In this corridor there is a continual passing of bank-runners, office-clerks, and messenger-boys, and the constant hum of the market-place. Barbarians! How many beautiful faces, how many noble eyes, how many splendid heads of dark hair in that crowd of ladies! In ancient times the young Catalan lovers, to win the heart of their ladies, bound themselves to fraternities of flagellants and beat themselves with whips of iron beneath the windows of their loves until the blood burst from the skin; and the ladies cheered them on, crying, “Lash thyself still harder, so; now I love thee, I am thine!” How many times did I exclaim that night, “Gentlemen, for pity’s sake give me a whip of iron!”
The next morning before sunrise I was on my way to Saragossa, and, to tell the truth, not without a feeling of sadness at leaving Barcelona, although I had been there only a few days. This city, although it is anything but the flower of the beautiful cities of the world, as Cervantes called it,—this city of commerce and warehouses, spurned by poets and artists—pleased me, and its hurried, busy people inspired me with respect. And then it is always sad to depart from a city, however unfamiliar, with the certainty of never seeing it again. It is like saying good-bye for ever to a travelling companion with whom one has passed twenty-four happy hours: he is not a friend, but one seems to love him as a friend, and will remember him all one’s life with a feeling of affection more real than that one holds toward many who are called by the name of friends.
As I turned to look once again at the city from the window of the railway-carriage, the words of Alvaro Tarfe in Don Quixote came to my lips: “Adieu, Barcelona, the home of courtesy, the haven of wanderers, the fatherland of the brave! Adieu!” And I continued sadly: “Lo, the first leaf is torn from the rosy book of travel! So all things pass. Another city, then another, then another, and then—I shall return, and the journey will seem like a dream, and it will seem as though I had not even stirred from home; and then another journey—new cities and other sad partings, and again a memory vague as a dream; and then?” Alas for that traveller who harbors thoughts like these! Look at the sky and at the fields, repeat poetry, and—smoke. Adios, Barcelona, archivio de la cortesia!
SARAGOSSA.
A FEW miles from Barcelona one comes in sight of the serrated crags of the famous Montserrat, a peculiar mountain which at first sight raises a suspicion of an optical illusion, so hard is it to believe that Nature could ever have yielded to so strange a caprice. Imagine a succession of little triangles connected with each other, like those which children use to represent a chain of mountains, or a crown with a pointed circlet, stretched out like the teeth of a saw or a great many sugar-loaves ranged in a row, and you have an idea of the distant appearance of Montserrat. It is a group of immense cones which rise side by side one behind another, or rather one great mountain formed of a hundred mountains, cleft from the summit to a distance almost one-third of its height in such a manner that it presents two grand peaks, around which cluster the lesser ones. The highest altitudes arid and inaccessible; the lower slopes mantled with pine, oak, arbutus, and juniper, broken here and there by measureless caverns and fearful precipices, and dotted by white hermitages, which stand out in bold relief against the aërial crags and the deep gorges. In the cleft of the mountain, between the two principal peaks, rises the ancient monastery of the Benedictines, where Ignatius Loyola meditated in his youth. Fifty thousand pilgrims and sight-seers annually visit the monastery and the caves, and on the eighth of September a festival is held which brings together an innumerable throng from every part of Catalonia.
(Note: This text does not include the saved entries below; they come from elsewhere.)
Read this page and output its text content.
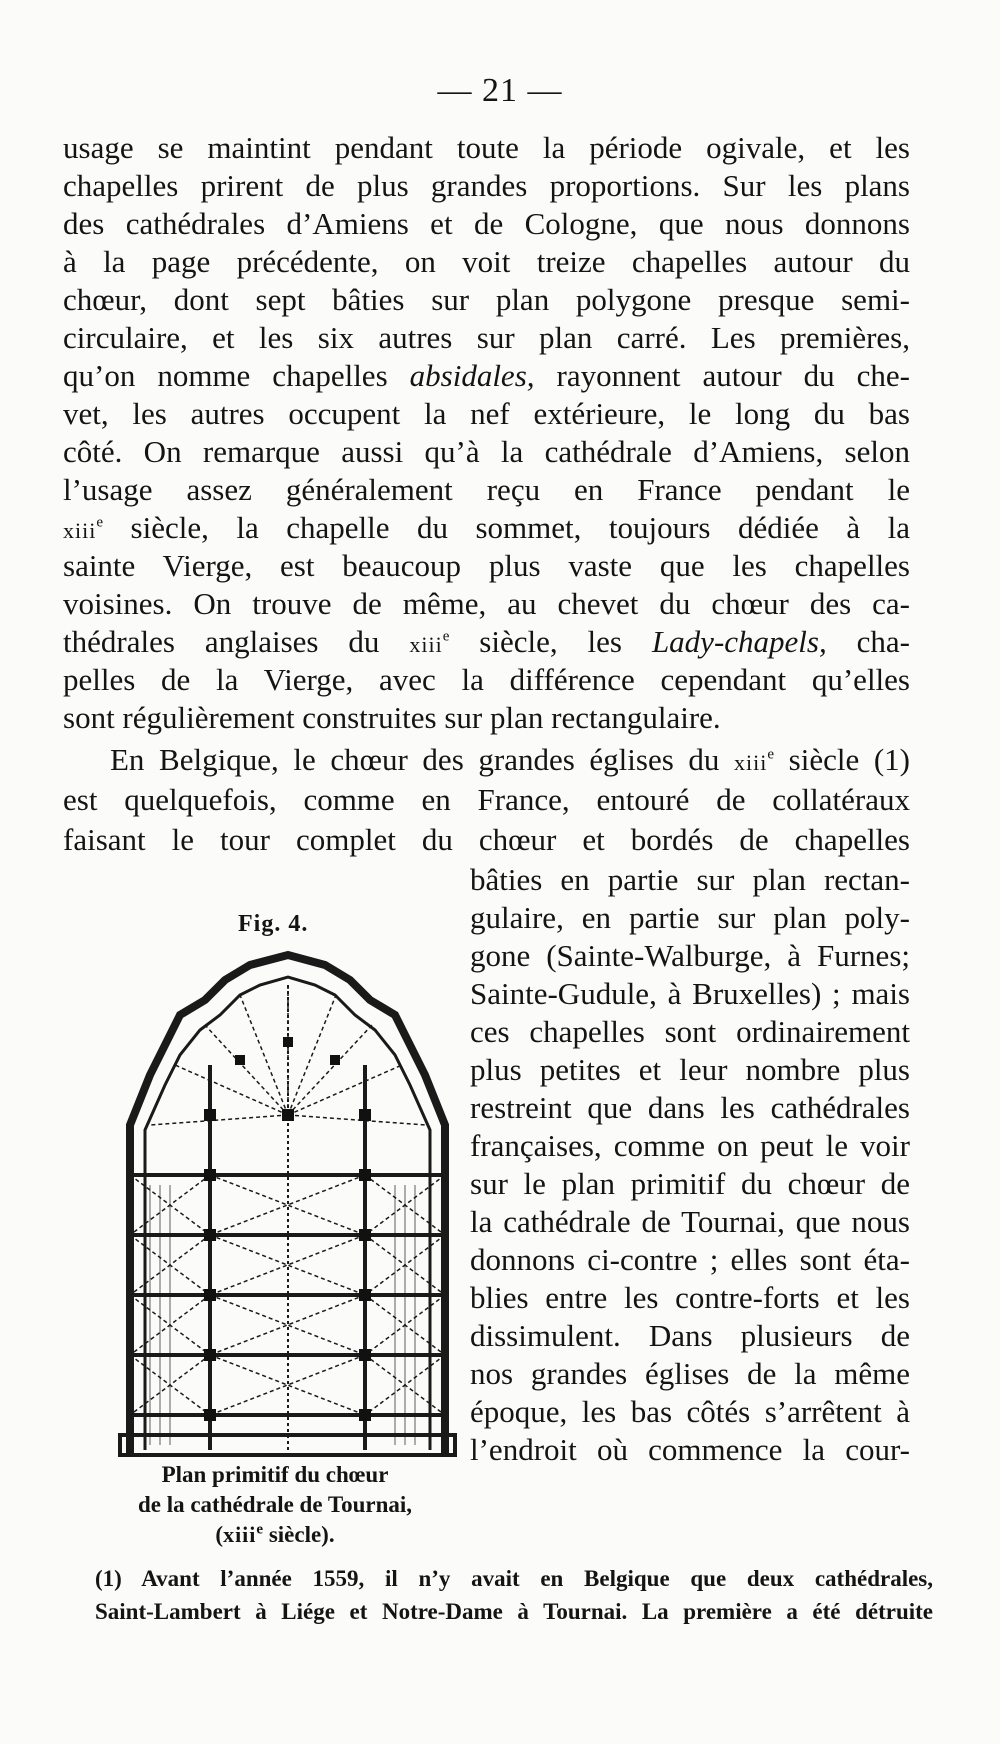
— 21 —
usage se maintint pendant toute la période ogivale, et les
chapelles prirent de plus grandes proportions. Sur les plans
des cathédrales d’Amiens et de Cologne, que nous donnons
à la page précédente, on voit treize chapelles autour du
chœur, dont sept bâties sur plan polygone presque semi-
circulaire, et les six autres sur plan carré. Les premières,
qu’on nomme chapelles absidales, rayonnent autour du che-
vet, les autres occupent la nef extérieure, le long du bas
côté. On remarque aussi qu’à la cathédrale d’Amiens, selon
l’usage assez généralement reçu en France pendant le
xiii$^e$ siècle, la chapelle du sommet, toujours dédiée à la
sainte Vierge, est beaucoup plus vaste que les chapelles
voisines. On trouve de même, au chevet du chœur des ca-
thédrales anglaises du xiii$^e$ siècle, les Lady-chapels, cha-
pelles de la Vierge, avec la différence cependant qu’elles
sont régulièrement construites sur plan rectangulaire.
En Belgique, le chœur des grandes églises du xiii$^e$ siècle (1)
est quelquefois, comme en France, entouré de collatéraux
faisant le tour complet du chœur et bordés de chapelles
Fig. 4.
bâties en partie sur plan rectan-
gulaire, en partie sur plan poly-
gone (Sainte-Walburge, à Furnes;
Sainte-Gudule, à Bruxelles) ; mais
ces chapelles sont ordinairement
plus petites et leur nombre plus
restreint que dans les cathédrales
françaises, comme on peut le voir
sur le plan primitif du chœur de
la cathédrale de Tournai, que nous
donnons ci-contre ; elles sont éta-
blies entre les contre-forts et les
dissimulent. Dans plusieurs de
nos grandes églises de la même
époque, les bas côtés s’arrêtent à
l’endroit où commence la cour-
Plan primitif du chœur
de la cathédrale de Tournai,
(xiii$^e$ siècle).
(1) Avant l’année 1559, il n’y avait en Belgique que deux cathédrales,
Saint-Lambert à Liége et Notre-Dame à Tournai. La première a été détruite
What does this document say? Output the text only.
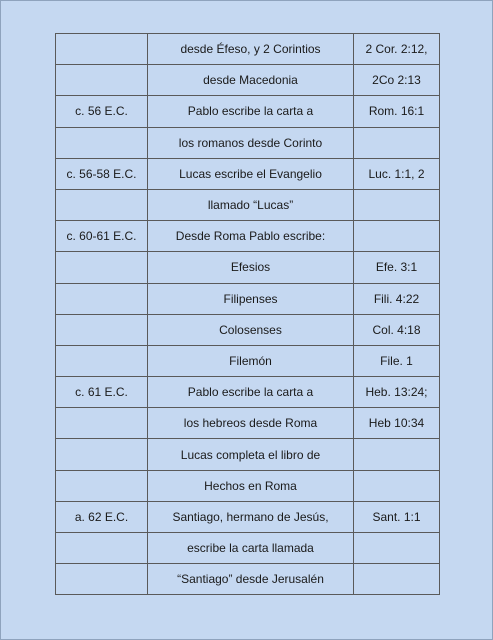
	desde Éfeso, y 2 Corintios	2 Cor. 2:12,
	desde Macedonia	2Co 2:13
c. 56 E.C.	Pablo escribe la carta a	Rom. 16:1
	los romanos desde Corinto	
c. 56-58 E.C.	Lucas escribe el Evangelio	Luc. 1:1, 2
	llamado “Lucas”	
c. 60-61 E.C.	Desde Roma Pablo escribe:	
	Efesios	Efe. 3:1
	Filipenses	Fili. 4:22
	Colosenses	Col. 4:18
	Filemón	File. 1
c. 61 E.C.	Pablo escribe la carta a	Heb. 13:24;
	los hebreos desde Roma	Heb 10:34
	Lucas completa el libro de	
	Hechos en Roma	
a. 62 E.C.	Santiago, hermano de Jesús,	Sant. 1:1
	escribe la carta llamada	
	“Santiago” desde Jerusalén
Shortly before we arrived at the station where one gets off of the train to ascend the mountain, a group of school-boys from an academy of some unknown village rushed into the railway-carriage. They were making an excursion to the monastery of Montserrat, and a priest accompanied them. They were Catalans—with fair, ruddy faces and large eyes; each one carried a basket containing bread and fruit; one had a scrap-book, another a field-glass. They all laughed and talked at once, rollicked about on the seats, and filled the car with infinite merriment. But, although I strained my ears and racked my brain, I could not understand a word of the miserable jargon in which they were chattering. I entered into conversation with the priest.
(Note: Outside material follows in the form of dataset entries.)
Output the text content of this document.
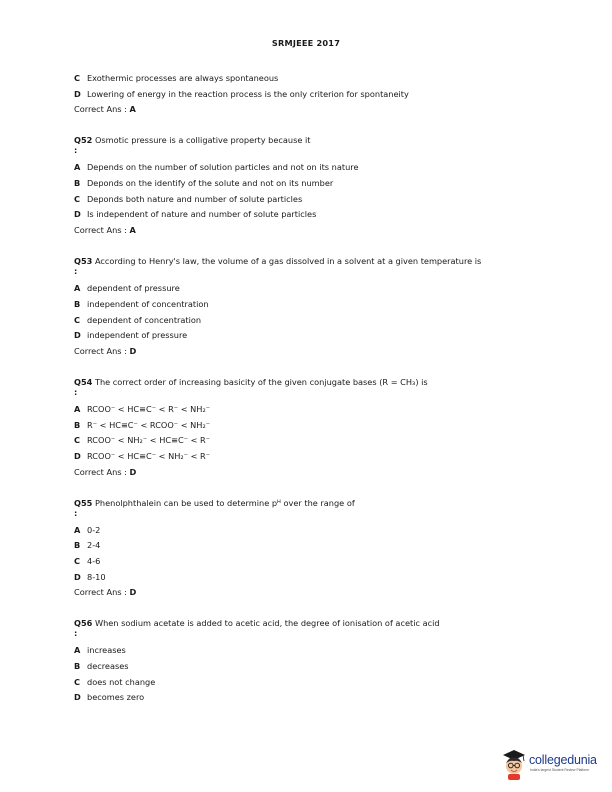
SRMJEEE 2017
C Exothermic processes are always spontaneous
D Lowering of energy in the reaction process is the only criterion for spontaneity
Correct Ans : A
Q52 Osmotic pressure is a colligative property because it
:
A Depends on the number of solution particles and not on its nature
B Deponds on the identify of the solute and not on its number
C Deponds both nature and number of solute particles
D Is independent of nature and number of solute particles
Correct Ans : A
Q53 According to Henry's law, the volume of a gas dissolved in a solvent at a given temperature is
:
A dependent of pressure
B independent of concentration
C dependent of concentration
D independent of pressure
Correct Ans : D
Q54 The correct order of increasing basicity of the given conjugate bases (R = CH₃) is
:
A RCOO⁻ < HC≡C⁻ < R⁻ < NH₂⁻
B R⁻ < HC≡C⁻ < RCOO⁻ < NH₂⁻
C RCOO⁻ < NH₂⁻ < HC≡C⁻ < R⁻
D RCOO⁻ < HC≡C⁻ < NH₂⁻ < R⁻
Correct Ans : D
Q55 Phenolphthalein can be used to determine pᴴ over the range of
:
A 0-2
B 2-4
C 4-6
D 8-10
Correct Ans : D
Q56 When sodium acetate is added to acetic acid, the degree of ionisation of acetic acid
:
A increases
B decreases
C does not change
D becomes zero
collegedunia
India's largest Student Review Platform
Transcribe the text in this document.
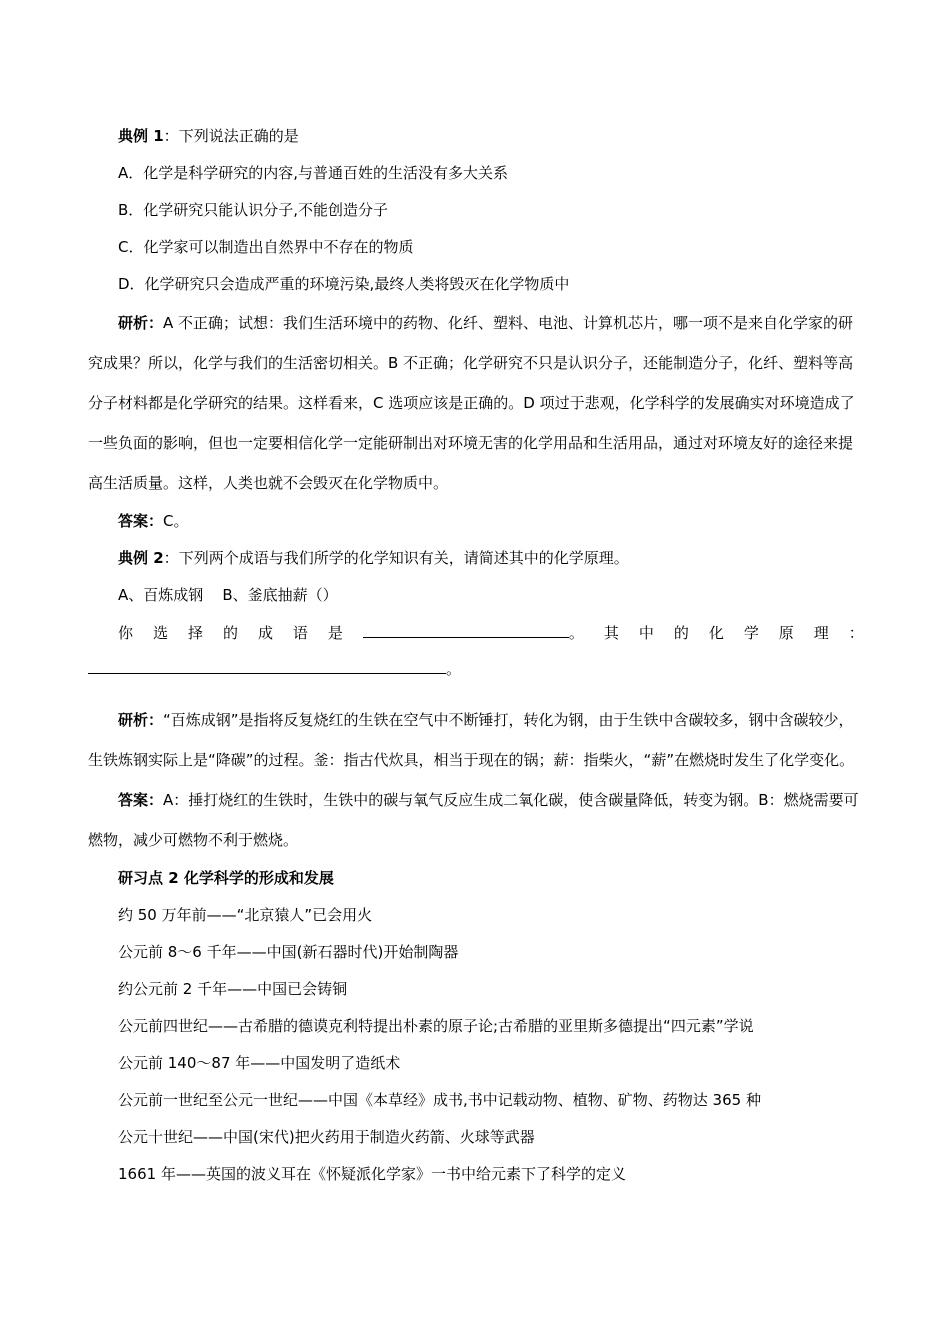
典例 1：下列说法正确的是

A．化学是科学研究的内容,与普通百姓的生活没有多大关系

B．化学研究只能认识分子,不能创造分子

C．化学家可以制造出自然界中不存在的物质

D．化学研究只会造成严重的环境污染,最终人类将毁灭在化学物质中

研析：A 不正确；试想：我们生活环境中的药物、化纤、塑料、电池、计算机芯片，哪一项不是来自化学家的研究成果？所以，化学与我们的生活密切相关。B 不正确；化学研究不只是认识分子，还能制造分子，化纤、塑料等高分子材料都是化学研究的结果。这样看来，C 选项应该是正确的。D 项过于悲观，化学科学的发展确实对环境造成了一些负面的影响，但也一定要相信化学一定能研制出对环境无害的化学用品和生活用品，通过对环境友好的途径来提高生活质量。这样，人类也就不会毁灭在化学物质中。

答案：C。

典例 2：下列两个成语与我们所学的化学知识有关，请简述其中的化学原理。

A、百炼成钢    B、釜底抽薪（）

你 选 择 的 成 语 是	。 其 中 的 化 学 原 理 ：
。

研析：“百炼成钢”是指将反复烧红的生铁在空气中不断锤打，转化为钢，由于生铁中含碳较多，钢中含碳较少，生铁炼钢实际上是“降碳”的过程。釜：指古代炊具，相当于现在的锅；薪：指柴火，“薪”在燃烧时发生了化学变化。

答案：A：捶打烧红的生铁时，生铁中的碳与氧气反应生成二氧化碳，使含碳量降低，转变为钢。B：燃烧需要可燃物，减少可燃物不利于燃烧。

研习点 2 化学科学的形成和发展

约 50 万年前——“北京猿人”已会用火

公元前 8～6 千年——中国(新石器时代)开始制陶器

约公元前 2 千年——中国已会铸铜

公元前四世纪——古希腊的德谟克利特提出朴素的原子论;古希腊的亚里斯多德提出“四元素”学说

公元前 140～87 年——中国发明了造纸术

公元前一世纪至公元一世纪——中国《本草经》成书,书中记载动物、植物、矿物、药物达 365 种

公元十世纪——中国(宋代)把火药用于制造火药箭、火球等武器

1661 年——英国的波义耳在《怀疑派化学家》一书中给元素下了科学的定义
“Look, sir,” said he after the preliminary sentences, as he pointed out one of the boys: “he knows all the Odes of Horace by heart; the way in which that other boy can solve problems in arithmetic would astonish you; this one here is a born philosopher;” and so he described to me the gifts of each.
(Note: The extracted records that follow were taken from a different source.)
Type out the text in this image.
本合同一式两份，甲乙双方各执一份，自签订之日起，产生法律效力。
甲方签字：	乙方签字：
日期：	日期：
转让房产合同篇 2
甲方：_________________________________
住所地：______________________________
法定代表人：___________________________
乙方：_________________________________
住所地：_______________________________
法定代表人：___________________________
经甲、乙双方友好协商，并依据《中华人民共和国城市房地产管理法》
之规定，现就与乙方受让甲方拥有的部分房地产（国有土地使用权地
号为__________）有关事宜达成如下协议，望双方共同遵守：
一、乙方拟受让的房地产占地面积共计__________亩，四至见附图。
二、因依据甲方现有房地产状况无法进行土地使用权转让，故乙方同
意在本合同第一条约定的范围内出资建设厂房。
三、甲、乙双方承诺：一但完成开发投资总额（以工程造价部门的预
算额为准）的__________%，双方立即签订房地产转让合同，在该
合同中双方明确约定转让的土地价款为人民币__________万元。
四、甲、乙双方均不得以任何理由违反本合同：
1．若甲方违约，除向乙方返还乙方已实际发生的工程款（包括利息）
Suddenly he interrupted himself to shout “Beretina!” (Caps). The boys all drew their red Catalonian caps from their pockets, and with cries of delight proceeded to put them on, some slipping them back so that they fell over their necks, the others pulling them forward until they dangled in front of their noses. The priest made a gesture of disapproval, and at once those who had their caps pushed back pulled them over their noses, and those who had them pulled forward pushed them back over their necks, with laughter and shouts and clapping of the hands.